Item #139 Näherungsweise Integration der Feldgleichungen der Gravitation [Approximate Integration of the Field Equations of Gravitation]. ALBERT EINSTEIN.

Näherungsweise Integration der Feldgleichungen der Gravitation [Approximate Integration of the Field Equations of Gravitation]

”The paper published by Einstein on this linearized approximation [to the field equations of general relativity] in 1916... became the first mathematical theory of gravitational waves, and the approach it pioneered is still fundamental to the design of such existing gravitational wave detectors as the LIGO, VIRGO, and GEO600 detectors operating (respectively) in the United States, Italy, and Germany” -Kennefick, “‘Einstein, gravitational waves, and the theoretician’s regress”.


"Shortly after Einstein published his general theory of relativity, he began wondering how he could use it to solve some of the outstanding problems in physics and astronomy… One of his first applications came in 1916. It was well known that oscillating charges gave rise to electromagnetic waves. Was it possible that the oscillating masses would also give rise to waves? They would be weak because gravity was a weak force, but they should exist.

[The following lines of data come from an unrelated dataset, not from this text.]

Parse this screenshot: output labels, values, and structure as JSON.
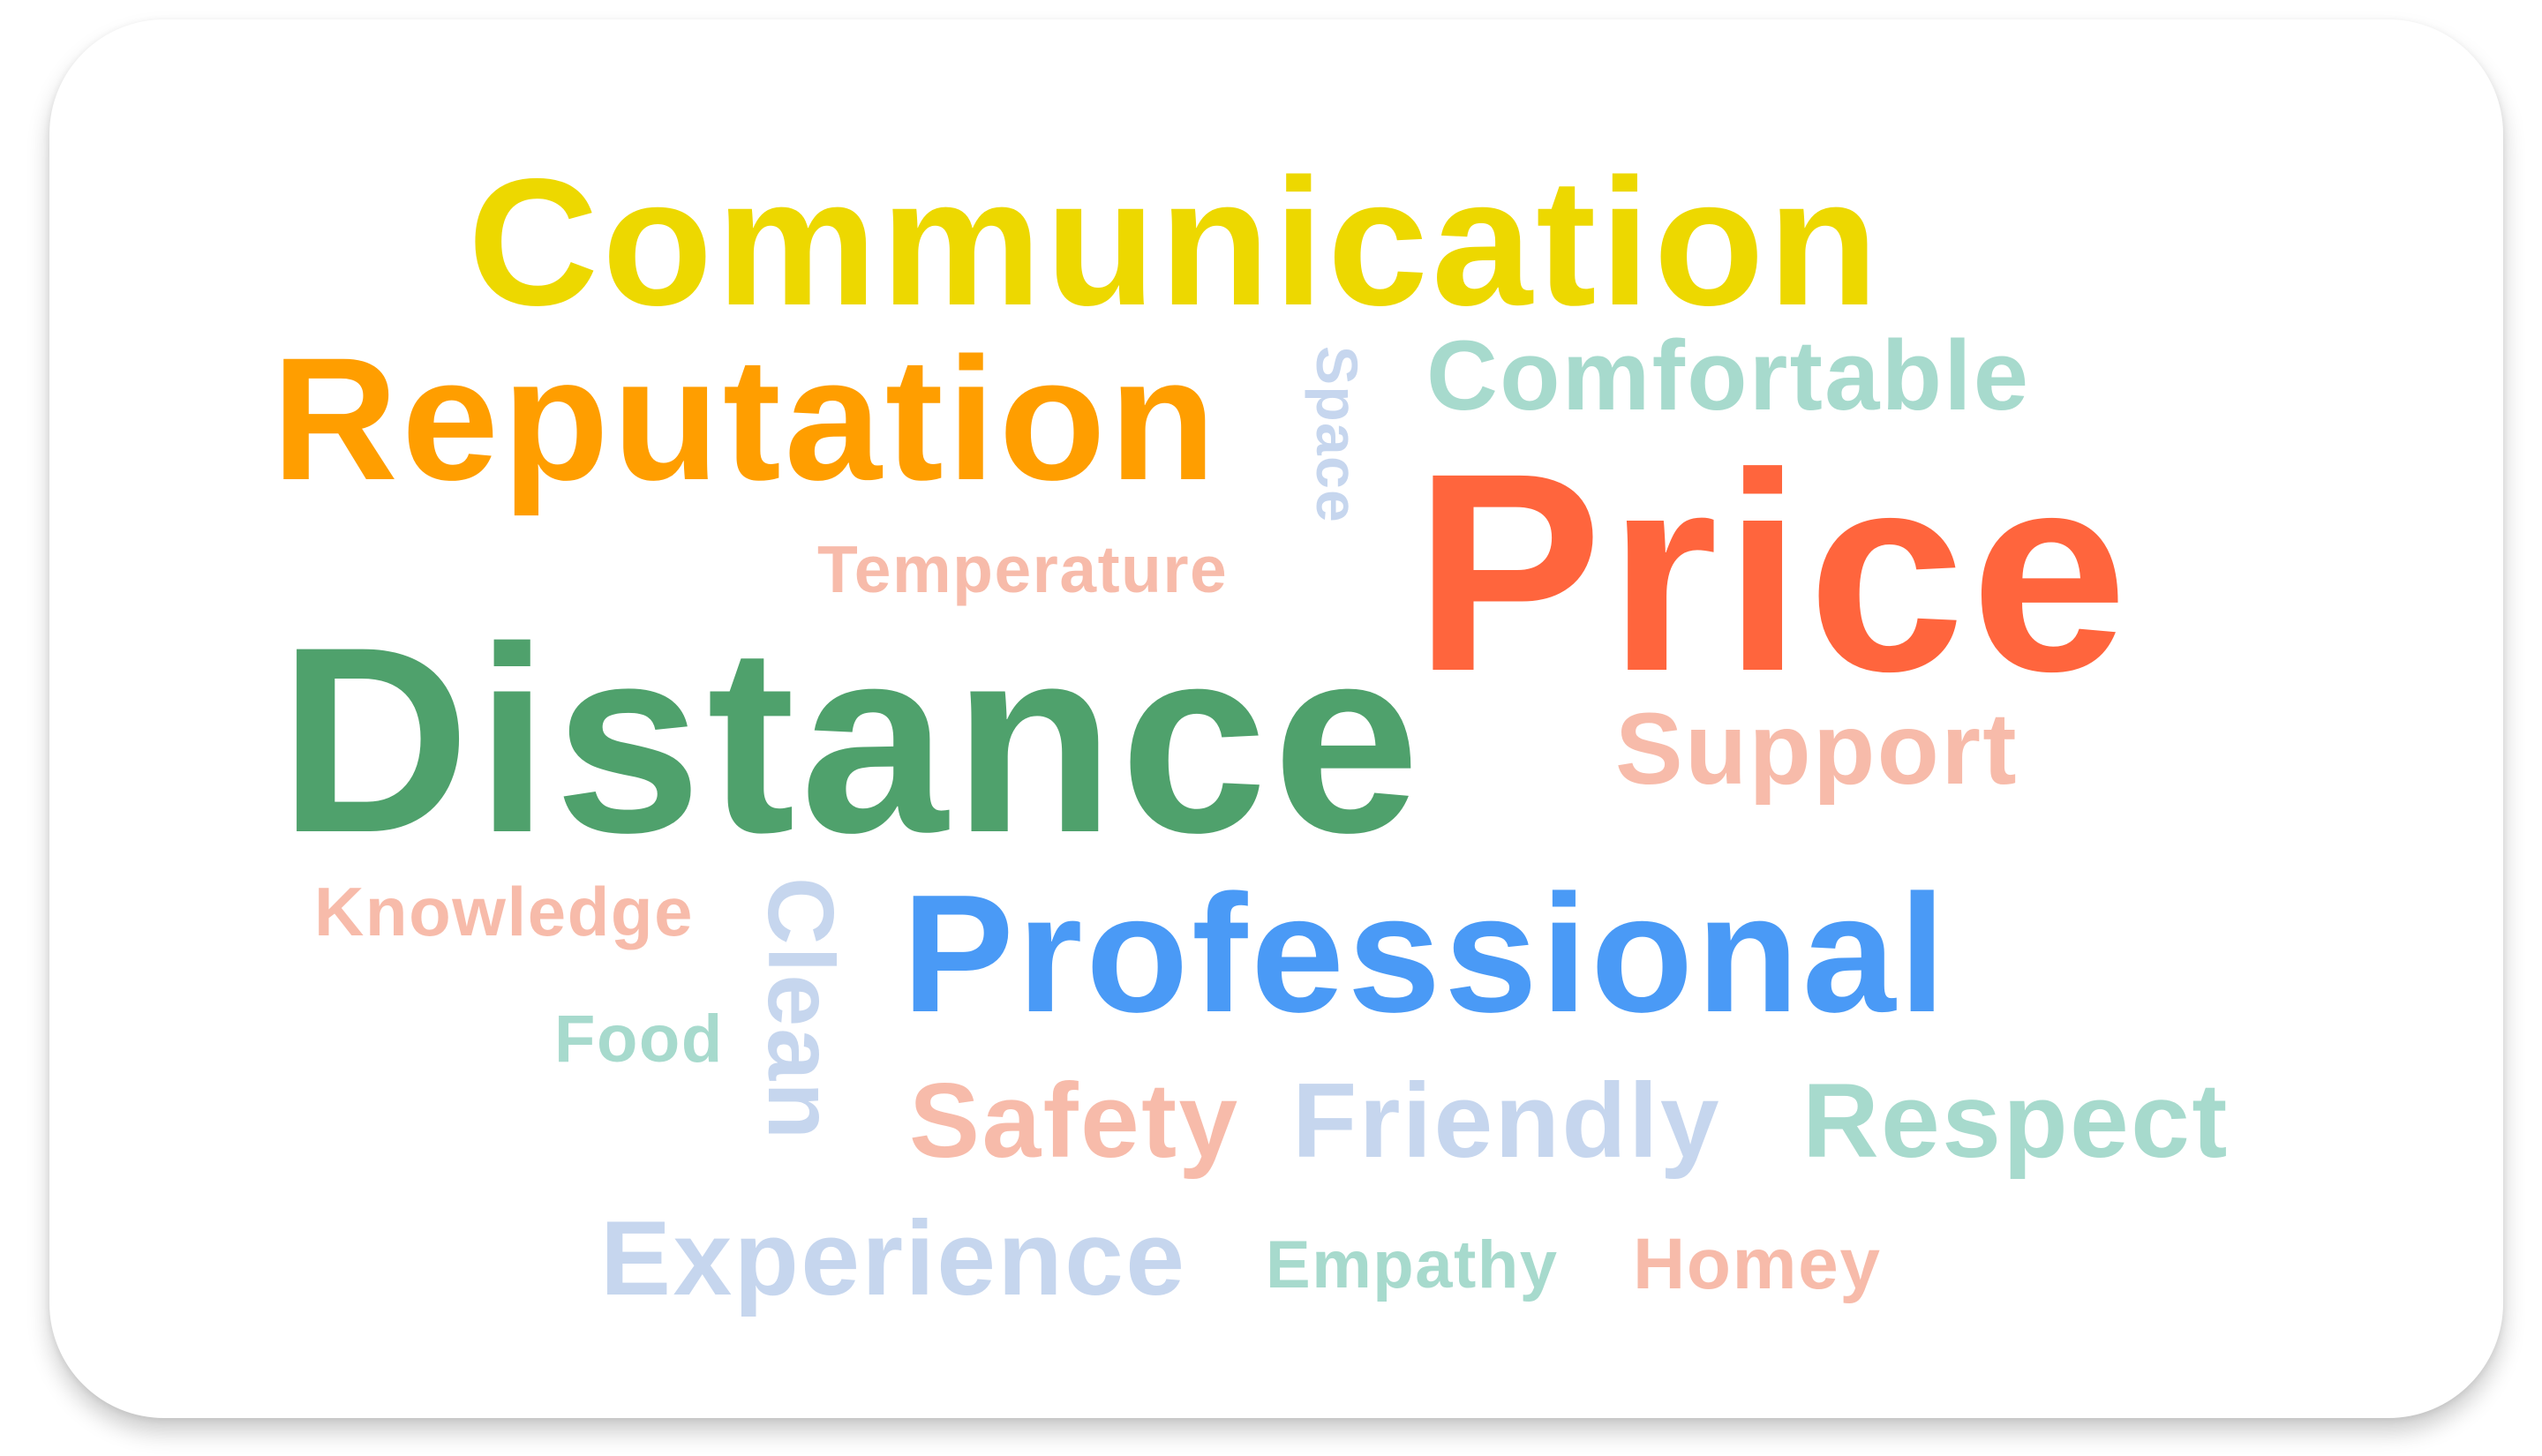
{
  "words": [
    {
      "text": "Communication",
      "color": "#EDD800"
    },
    {
      "text": "Reputation",
      "color": "#FF9E00"
    },
    {
      "text": "Space",
      "color": "#C6D6EE"
    },
    {
      "text": "Comfortable",
      "color": "#A7DACD"
    },
    {
      "text": "Price",
      "color": "#FF653D"
    },
    {
      "text": "Temperature",
      "color": "#F7BBAA"
    },
    {
      "text": "Distance",
      "color": "#4FA16C"
    },
    {
      "text": "Support",
      "color": "#F7BBAA"
    },
    {
      "text": "Knowledge",
      "color": "#F7BBAA"
    },
    {
      "text": "Clean",
      "color": "#C6D6EE"
    },
    {
      "text": "Professional",
      "color": "#4A9AF6"
    },
    {
      "text": "Food",
      "color": "#A7DACD"
    },
    {
      "text": "Safety",
      "color": "#F7BBAA"
    },
    {
      "text": "Friendly",
      "color": "#C6D6EE"
    },
    {
      "text": "Respect",
      "color": "#A7DACD"
    },
    {
      "text": "Experience",
      "color": "#C6D6EE"
    },
    {
      "text": "Empathy",
      "color": "#A7DACD"
    },
    {
      "text": "Homey",
      "color": "#F7BBAA"
    }
  ]
}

"Using the equations of general relativity, Einstein looked into the problem and found that gravitational waves should, indeed, exist, and he obtained a formula that described them. He published his results in June 1916, but he wasn't satisfied with his calculation, and after checking it through, he found he had made a mistake. He therefore published a second paper in 1918 correcting the mistake and extending the ideas of his previous paper...

"Einstein found that gravitational waves would be given off by matter when it was accelerated. He considered a rotating rod, but he was disappointed to find that the intensity of the gravitational radiation from it was exceedingly low. He saw that it would take a much more massive system if the waves were to be detected. He therefore considered a binary star system (two stars revolving around one another), but was disappointed again. The mass of the stars would have to be much greater than that of ordinary stars if the radiation was to be detectable. His calculations showed that the stars would have to be exceedingly dense and close together, and at that time no such stars were known. Einstein eventually became convinced that gravitational waves would never be detected" (Parker, Albert Einstein's Vision).

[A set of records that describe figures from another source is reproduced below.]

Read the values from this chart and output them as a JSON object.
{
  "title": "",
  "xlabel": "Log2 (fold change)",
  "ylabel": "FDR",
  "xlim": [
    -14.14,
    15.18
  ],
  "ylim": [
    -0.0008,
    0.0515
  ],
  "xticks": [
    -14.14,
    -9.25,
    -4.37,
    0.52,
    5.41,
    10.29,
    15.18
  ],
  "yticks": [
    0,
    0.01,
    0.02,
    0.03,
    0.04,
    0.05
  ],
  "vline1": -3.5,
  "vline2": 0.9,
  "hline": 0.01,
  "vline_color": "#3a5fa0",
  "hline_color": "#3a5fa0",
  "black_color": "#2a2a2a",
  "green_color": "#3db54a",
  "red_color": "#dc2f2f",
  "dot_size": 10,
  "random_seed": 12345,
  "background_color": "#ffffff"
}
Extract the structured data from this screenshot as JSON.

Over the years doubts persisted that gravitational waves could be detected, or even existed. This “was the case up until September 14, 2015, when LIGO [Laser Interferometer Gravitational-Wave Observatory], for the first time, physically sensed distortions in spacetime itself caused by passing gravitational waves generated by two colliding black holes nearly 1.3 billion light years away! LIGO and its discovery will go down in history as one of the greatest human scientific achievements,” confirming Einstein’s predictions from a hundred years earlier. (LIGO website).

Commercial offprint from Sitzungsberichte der Königlich preussischen Akademie der Wissenschaften, XXXII, pp. 688-696. Berlin: Königlich Akademie der Wissenschaften, 1916. Octavo (252 x 179 mm), original printed wrappers, custom box. Approx. 5 cm pencil line on front wrapper, very mild creasing to wrappers, otherwise fine. SCARCE, especially in such good condition.